Nie oczekuje się istotnego wpływu niewydolności nerek na całkowity klirens ondansetronu, ponieważ klirens nerkowy jest tylko 5% całkowitego luzu. Jednak średni klirens osoczowy ondansetronu był zmniejszony o około 50% u pacjentów z ciężkimi zaburzeniami czynności nerek (klirens kreatyniny poniżej 30 ml / min). Zmniejszenie klirensu było zmienne i nie odpowiadało wydłużeniu okresu półtrwania.

Zaburzenia czynności wątroby

U pacjentów z łagodnymi do umiarkowanych zaburzeniami czynności wątroby klirens jest zmniejszony 2-krotnie a średni okres półtrwania jest zwiększony do 11,6 godzin w porównaniu do 5,7 godzin u zdrowych osób. U pacjentów z ciężkimi zaburzeniami czynności wątroby (10 lub więcej punktów w skali Childa-Pugha) klirens jest zmniejszony 2- do 3-krotnie, a pozorna objętość dystrybucji zwiększa się, co powoduje wydłużenie okresu półtrwania do 20 godzin.

Badania interakcji leków

Induktory CYP 3A4

Induktory cytochromu P-450 mogą wpływać na wydalanie ondansetronu. W badaniu farmakokinetycznym z udziałem 16 pacjentów z padaczką, utrzymujących przewlekle induktory CYP3A4, karbamazepinę lub fenytoinę, zaobserwowano zmniejszenie AUC, Cmax i t½ ondansetronu. Spowodowało to znaczny wzrost klirensu ondansetronu.

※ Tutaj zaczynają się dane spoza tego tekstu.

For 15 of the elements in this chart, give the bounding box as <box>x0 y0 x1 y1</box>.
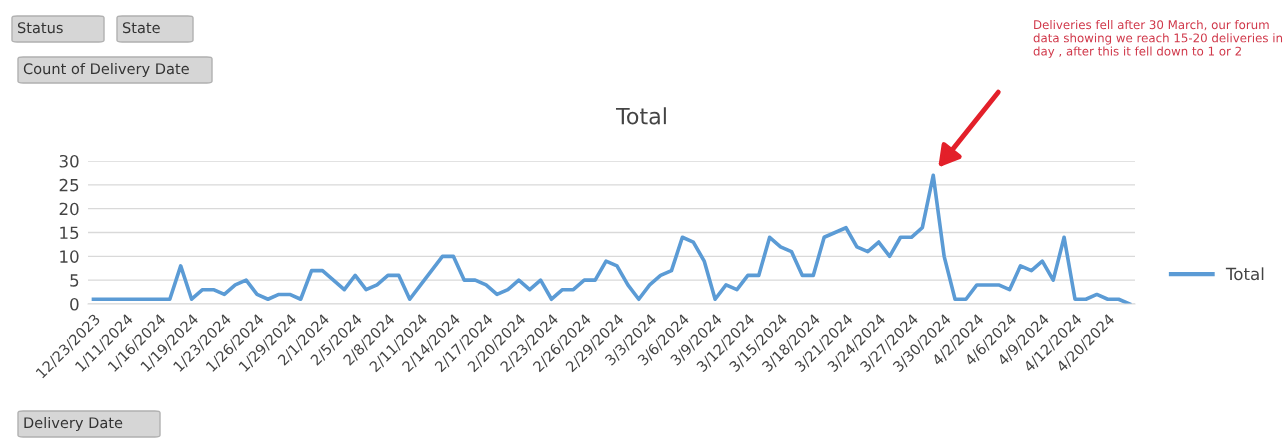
text: Count of Delivery Date <box>23 62 189 78</box>
text: State <box>122 22 160 34</box>
chart-title: Total <box>615 107 666 125</box>
text: Delivery Date <box>24 416 123 432</box>
y-tick-label: 5 <box>70 274 79 287</box>
y-tick-label: 10 <box>60 250 79 263</box>
line-series <box>91 173 1132 304</box>
y-tick-label: 20 <box>59 202 79 216</box>
legend-label: Total <box>1225 267 1264 281</box>
text: Deliveries fell after 30 March, our forum data showing we reach 15-20 deliveries in day , after this it fell down to 1 or 2 <box>1033 20 1283 58</box>
y-tick-label: 25 <box>59 178 79 192</box>
y-tick-label: 0 <box>70 297 79 311</box>
y-tick-label: 15 <box>60 226 79 240</box>
y-tick-label: 30 <box>59 154 79 168</box>
text: Status <box>17 22 63 34</box>
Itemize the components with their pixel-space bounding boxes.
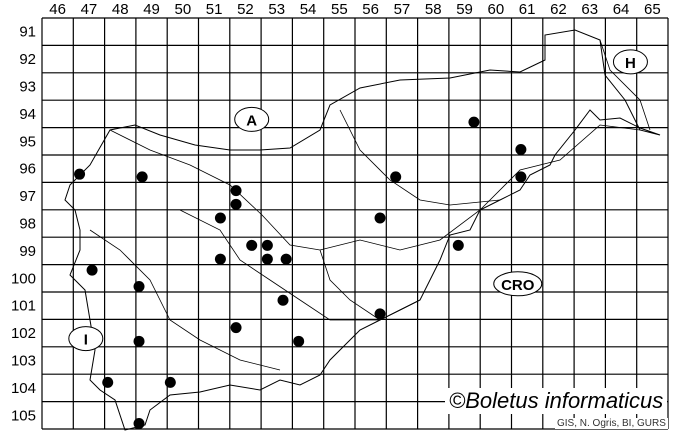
column-label: 50	[175, 1, 192, 18]
column-label: 55	[331, 1, 348, 18]
country-label: I	[68, 326, 104, 352]
column-label: 46	[49, 1, 66, 18]
record-marker	[133, 418, 145, 430]
row-label: 92	[19, 51, 36, 68]
country-border	[64, 29, 661, 431]
row-labels: 91 92 93 94 95 96 97 98 99 100 101 102 103 104 105	[11, 24, 36, 425]
record-marker	[230, 198, 242, 210]
column-label: 64	[613, 1, 630, 18]
record-marker	[468, 116, 480, 128]
record-marker	[261, 253, 273, 265]
row-label: 100	[11, 270, 36, 287]
column-label: 51	[206, 1, 223, 18]
record-marker	[230, 322, 242, 334]
column-label: 60	[488, 1, 505, 18]
record-marker	[214, 212, 226, 224]
grid-lines	[41, 17, 669, 430]
svg-text:A: A	[246, 112, 257, 129]
row-label: 104	[11, 380, 36, 397]
svg-text:CRO: CRO	[501, 277, 535, 294]
column-label: 63	[581, 1, 598, 18]
rivers	[89, 39, 651, 371]
column-label: 48	[112, 1, 129, 18]
record-marker	[374, 212, 386, 224]
column-label: 62	[550, 1, 567, 18]
column-label: 61	[519, 1, 536, 18]
record-marker	[102, 376, 114, 388]
column-label: 52	[237, 1, 254, 18]
country-labels: A H CRO I	[68, 49, 648, 352]
record-marker	[214, 253, 226, 265]
record-marker	[164, 376, 176, 388]
row-label: 101	[11, 298, 36, 315]
row-label: 93	[19, 79, 36, 96]
record-marker	[515, 171, 527, 183]
country-label: A	[234, 106, 270, 132]
record-marker	[293, 335, 305, 347]
record-marker	[390, 171, 402, 183]
record-marker	[246, 239, 258, 251]
column-label: 56	[362, 1, 379, 18]
row-label: 99	[19, 243, 36, 260]
row-label: 105	[11, 407, 36, 424]
record-marker	[261, 239, 273, 251]
column-labels: 46 47 48 49 50 51 52 53 54 55 56 57 58 59 60 61 62 63 64 65	[49, 1, 660, 18]
record-marker	[280, 253, 292, 265]
record-marker	[230, 185, 242, 197]
record-marker	[133, 335, 145, 347]
column-label: 49	[143, 1, 160, 18]
record-marker	[136, 171, 148, 183]
row-label: 103	[11, 353, 36, 370]
column-label: 54	[300, 1, 317, 18]
record-marker	[277, 294, 289, 306]
record-marker	[515, 144, 527, 156]
row-label: 94	[19, 106, 36, 123]
record-marker	[86, 264, 98, 276]
column-label: 57	[394, 1, 411, 18]
row-label: 98	[19, 216, 36, 233]
record-marker	[452, 239, 464, 251]
record-marker	[133, 281, 145, 293]
column-label: 65	[644, 1, 661, 18]
row-label: 91	[19, 24, 36, 41]
source-text: GIS, N. Ogris, BI, GURS	[555, 418, 668, 429]
svg-text:H: H	[625, 55, 636, 72]
record-marker	[74, 168, 86, 180]
credit-text: ©Boletus informaticus	[445, 388, 668, 414]
row-label: 97	[19, 188, 36, 205]
svg-text:I: I	[84, 332, 88, 349]
record-markers	[74, 116, 527, 430]
row-label: 102	[11, 325, 36, 342]
record-marker	[374, 308, 386, 320]
row-label: 96	[19, 161, 36, 178]
country-label: H	[612, 49, 648, 75]
column-label: 53	[268, 1, 285, 18]
column-label: 59	[456, 1, 473, 18]
row-label: 95	[19, 133, 36, 150]
column-label: 58	[425, 1, 442, 18]
column-label: 47	[81, 1, 98, 18]
country-label: CRO	[493, 271, 543, 297]
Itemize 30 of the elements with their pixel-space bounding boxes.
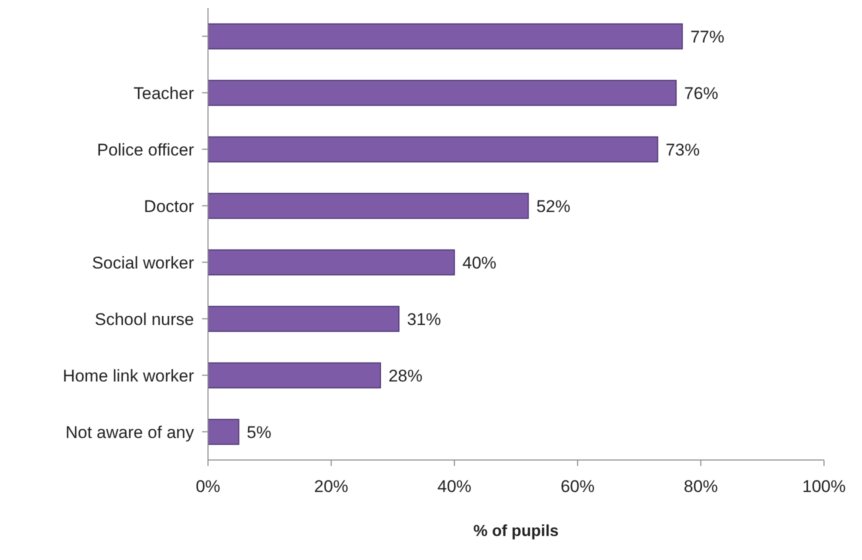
y-tick-label: Doctor bbox=[144, 196, 194, 216]
data-label: 5% bbox=[246, 422, 272, 442]
x-tick-label: 40% bbox=[437, 477, 472, 496]
y-tick-label: Social worker bbox=[92, 253, 194, 272]
y-tick-label: Home link worker bbox=[62, 366, 194, 386]
x-tick-label: 60% bbox=[560, 477, 595, 496]
bar bbox=[208, 418, 240, 445]
bar bbox=[208, 362, 381, 388]
bar bbox=[208, 23, 683, 50]
y-tick-label: Not aware of any bbox=[65, 422, 194, 442]
data-label: 77% bbox=[690, 27, 724, 46]
y-tick-label: School nurse bbox=[94, 310, 194, 329]
data-label: 31% bbox=[406, 310, 441, 329]
bar bbox=[208, 136, 658, 162]
data-label: 52% bbox=[536, 196, 570, 216]
data-label: 76% bbox=[684, 84, 718, 103]
bar bbox=[208, 306, 400, 332]
data-label: 40% bbox=[462, 253, 496, 272]
data-label: 28% bbox=[388, 366, 423, 386]
x-tick-label: 20% bbox=[314, 477, 348, 496]
y-tick-label: Police officer bbox=[96, 140, 194, 160]
x-tick-label: 0% bbox=[196, 477, 220, 496]
bar bbox=[208, 80, 677, 106]
bar bbox=[208, 249, 455, 276]
y-tick-label: Teacher bbox=[134, 84, 194, 103]
x-tick-label: 100% bbox=[802, 477, 846, 496]
x-tick-label: 80% bbox=[684, 477, 718, 496]
x-axis-title: % of pupils bbox=[473, 523, 559, 540]
bar bbox=[208, 192, 529, 219]
data-label: 73% bbox=[666, 140, 700, 160]
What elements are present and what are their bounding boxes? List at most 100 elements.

Jednakże uważa się, że wzrost ten nie ma znaczenia klinicznego.

Środki chemioterapeutyczne

Karmustyna, etopozyd i cisplatyna nie wpływają na farmakokinetykę ondansetronu.

Leki zobojętniające sok żołądkowy

Jednoczesne podawanie leków zobojętniających nie wpływa na wchłanianie ondansetronu.

Badania kliniczne

Zapobieganie nudnościom i wymiotom wywołanym chemioterapią

Chemioterapia silnie emetogenna

W dwóch randomizowanych, podwójnie zaślepionych badaniach dotyczących monoterapii, pojedyncza doustna dawka ZOFRAN w dawce 24 mg była skuteczniejsza niż odpowiednia historyczna kontrola placebo w zapobieganiu nudnościom i wymiotom związanym z rakiem o silnym emetogenności chemioterapia, w tym cisplatyna większa lub równa 50 mg / m2. Podawanie steroidów zostało wykluczone z tych badań klinicznych. Ponad 90% pacjentów otrzymujących dawkę cisplatyny większą lub równą 50 mg / m2 w dawce porównawczej z placebo, doświadczyło wymiotów bez leczenia przeciwwymiotnego.

W pierwszym badaniu porównywano doustne dawki ondansetronu. 24 mg w pojedynczej dawce, 8 mg co 8 godzin w 2 dawkach i 32 mg w pojedynczej dawce u 357 dorosłych pacjentów z rakiem otrzymujących chemioterapię zawierającą cisplatynę w dawce większej lub równej 50 mg / m2. Pierwszą lub pojedynczą dawkę podano 30 minut przed chemioterapią. Łącznie 66% pacjentów w grupie otrzymującej ondansetron w dawce 24 mg raz na dobę, 55% w grupie otrzymującej ondansetron w dawce 8 mg dwa razy na dobę i 55% w grupie otrzymującej ondansetron w dawce 32 mg raz na dobę zakończyło 24-godzinny okres próbny z 0 epizodami wymiotnymi i bez ratunkowych leków przeciwwymiotnych, pierwszorzędowy punkt końcowy skuteczności. Wykazano statystycznie istotną przewagę każdej z 3 grup terapeutycznych w porównaniu z historyczną grupą kontrolną placebo.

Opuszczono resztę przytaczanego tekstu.